Boston's (36-23-11) 2-1 shootout loss to Buffalo (20-43-7) on Tuesday at TD Garden is exactly the type of result that keeps a team one point out of the playoffs in a month. The Bruins are still in decent shape (up 3 points on Ottawa) for eighth-place in the Eastern Conference but when you play the worst club in the NHL at home (in their second leg of a back-to-back), you have to get two points.

What made matters worse for the B's is that they had 95 shots (45 on goal, 28 blocked and 22 missed the net) while holding the Sabres to only 47 (24 on goal, 10 blocked & 13 missed the net). Anders Lindback (3-11-2) picked up his first win for Buffalo and first as a starter this season (he had 2 in relief with Dallas), so at least we can say that Boston was part of NHL history in that respect. Tuukka Rask was out with "general soreness," haha really. It was the perfect time for Niklas Svedberg (7-5-1; 23 saves) to make his once-a-month start and he was fine since he could mostly nap during play-Buffalo had 10 shots through the first two periods.

It looked like it was going to be a St. Patrick's Day laugher when Loui Eriksson scored at 9:55 of the first period for an early 1-0 Bruins advantage. Adam McQuaid's shot went off the end boards and took a weird bounce right to Eriksson in front of the net. Other than empty-netters, Boston won't get an easier goal this season than Eriksson's 18th of the season. Carl Soderberg had the other assist, his first point in seven games while McQuaid snapped a 23-game scoreless streak. I won't mention that Soderberg hasn't scored a goal in exactly two months but oops, I just did!
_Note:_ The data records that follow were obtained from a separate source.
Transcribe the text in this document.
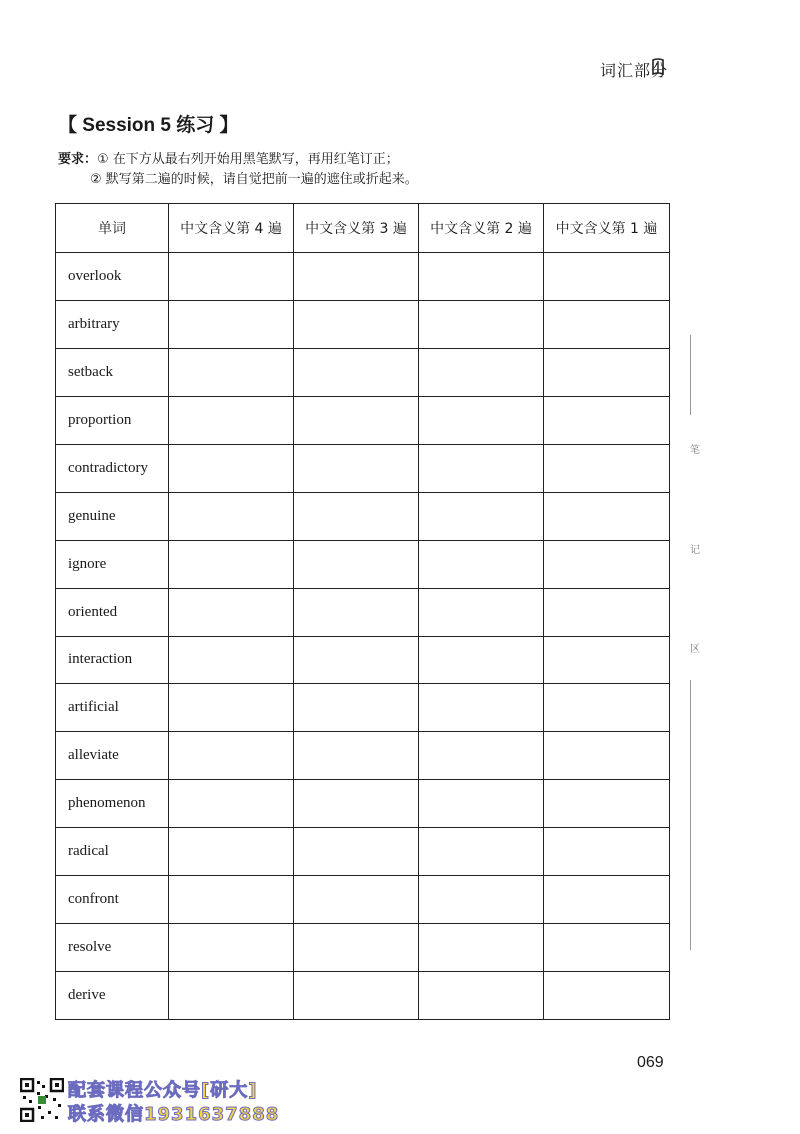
词汇部分
【 Session 5 练习 】
要求：① 在下方从最右列开始用黑笔默写，再用红笔订正；
② 默写第二遍的时候，请自觉把前一遍的遮住或折起来。
单词	中文含义第 4 遍	中文含义第 3 遍	中文含义第 2 遍	中文含义第 1 遍
overlook				
arbitrary				
setback				
proportion				
contradictory				
genuine				
ignore				
oriented				
interaction				
artificial				
alleviate				
phenomenon				
radical				
confront				
resolve				
derive				
笔
记
区
069
配套课程公众号[研大]
联系微信1931637888
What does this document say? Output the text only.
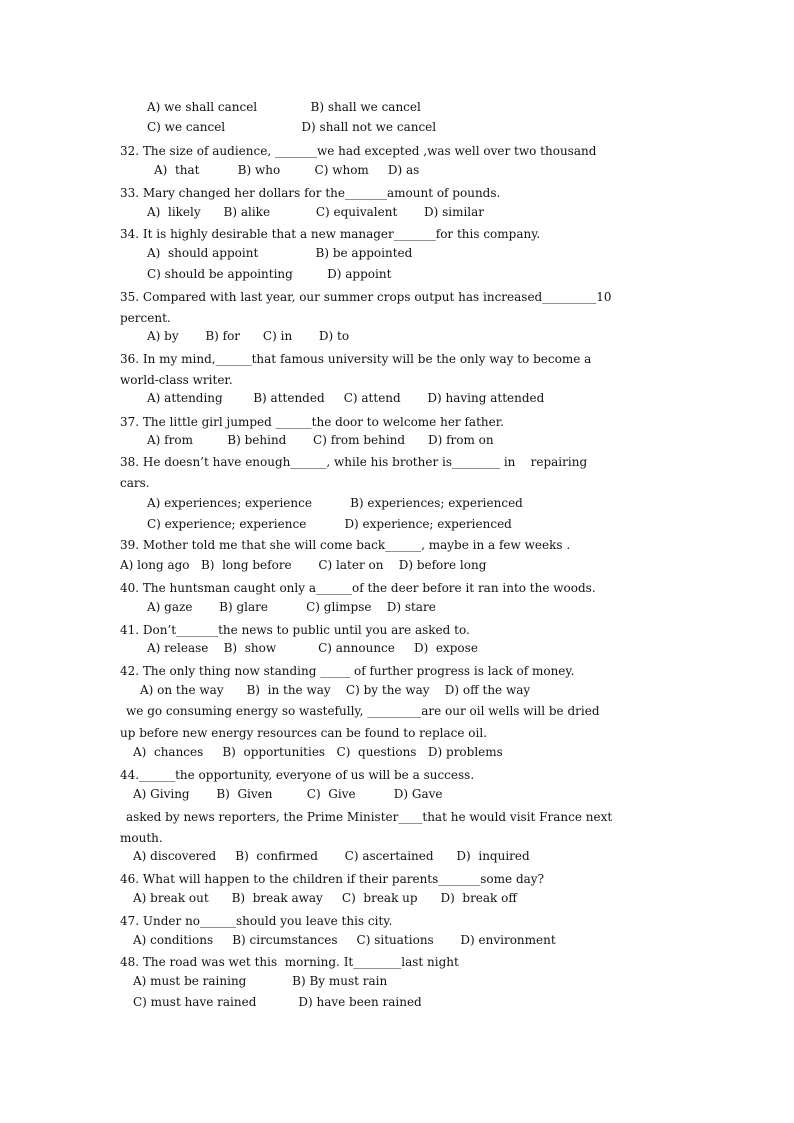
A) we shall cancel              B) shall we cancel
C) we cancel                    D) shall not we cancel
32. The size of audience, _______we had excepted ,was well over two thousand
A)  that          B) who         C) whom     D) as
33. Mary changed her dollars for the_______amount of pounds.
A)  likely      B) alike            C) equivalent       D) similar
34. It is highly desirable that a new manager_______for this company.
A)  should appoint               B) be appointed
C) should be appointing         D) appoint
35. Compared with last year, our summer crops output has increased_________10
percent.
A) by       B) for      C) in       D) to
36. In my mind,______that famous university will be the only way to become a
world-class writer.
A) attending        B) attended     C) attend       D) having attended
37. The little girl jumped ______the door to welcome her father.
A) from         B) behind       C) from behind      D) from on
38. He doesn’t have enough______, while his brother is________ in    repairing
cars.
A) experiences; experience          B) experiences; experienced
C) experience; experience          D) experience; experienced
39. Mother told me that she will come back______, maybe in a few weeks .
A) long ago   B)  long before       C) later on    D) before long
40. The huntsman caught only a______of the deer before it ran into the woods.
A) gaze       B) glare          C) glimpse    D) stare
41. Don’t_______the news to public until you are asked to.
A) release    B)  show           C) announce     D)  expose
42. The only thing now standing _____ of further progress is lack of money.
A) on the way      B)  in the way    C) by the way    D) off the way
we go consuming energy so wastefully, _________are our oil wells will be dried
up before new energy resources can be found to replace oil.
A)  chances     B)  opportunities   C)  questions   D) problems
44.______the opportunity, everyone of us will be a success.
A) Giving       B)  Given         C)  Give          D) Gave
asked by news reporters, the Prime Minister____that he would visit France next
mouth.
A) discovered     B)  confirmed       C) ascertained      D)  inquired
46. What will happen to the children if their parents_______some day?
A) break out      B)  break away     C)  break up      D)  break off
47. Under no______should you leave this city.
A) conditions     B) circumstances     C) situations       D) environment
48. The road was wet this  morning. It________last night
A) must be raining            B) By must rain
C) must have rained           D) have been rained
Even though the B's must have set a season-high in shots and also zone time (good luck keeping track of that), you had a terrible feeling that Buffalo would somehow win when they could never extend their lead. The inevitable happened after they let the Sabres hang around: Buffalo tied it at 1:23 of the third period. Rasmus Ristolainen's power-play shot from the point went off Matt Bartkowski's skate and through Svedberg's five-hole because of course. Ristolainen's fifth goal of the season was assisted by BC's Brian Gionta and Johan Larsson.

Boston got more pressure in overtime, outshooting Buffalo 7-3, but when it went to a shootout you knew they wouldn't win. The Bruins beat the Lightning in a shootout last Thursday to snap a seven-game losing streak in them but they came in 3-7 overall this season while Buffalo improved to 8-5 in the novelty format. Tyler Ennis had the lone shootout goal as Patrice Bergeron, Brad Marchand and Torey Krug all failed to get the job done.

This completed a three-games-in-four-nights stretch for the B's with another beginning on Thursday (7:30, NESN) at Ottawa (34-24-11). Needless to say, that is the biggest contest of the season thus far. Then it's off to Florida (31-25-14) on Saturday night (7, NESN) followed by Tampa Bay (43-21-7) on Sunday night (5, NESN). Boston only has twelve games left in the regular season: the Senators and Panthers represent their remaining competition for the second Wild Card while the Lightning are a team they could see in the first round of the postseason (assuming that they make it).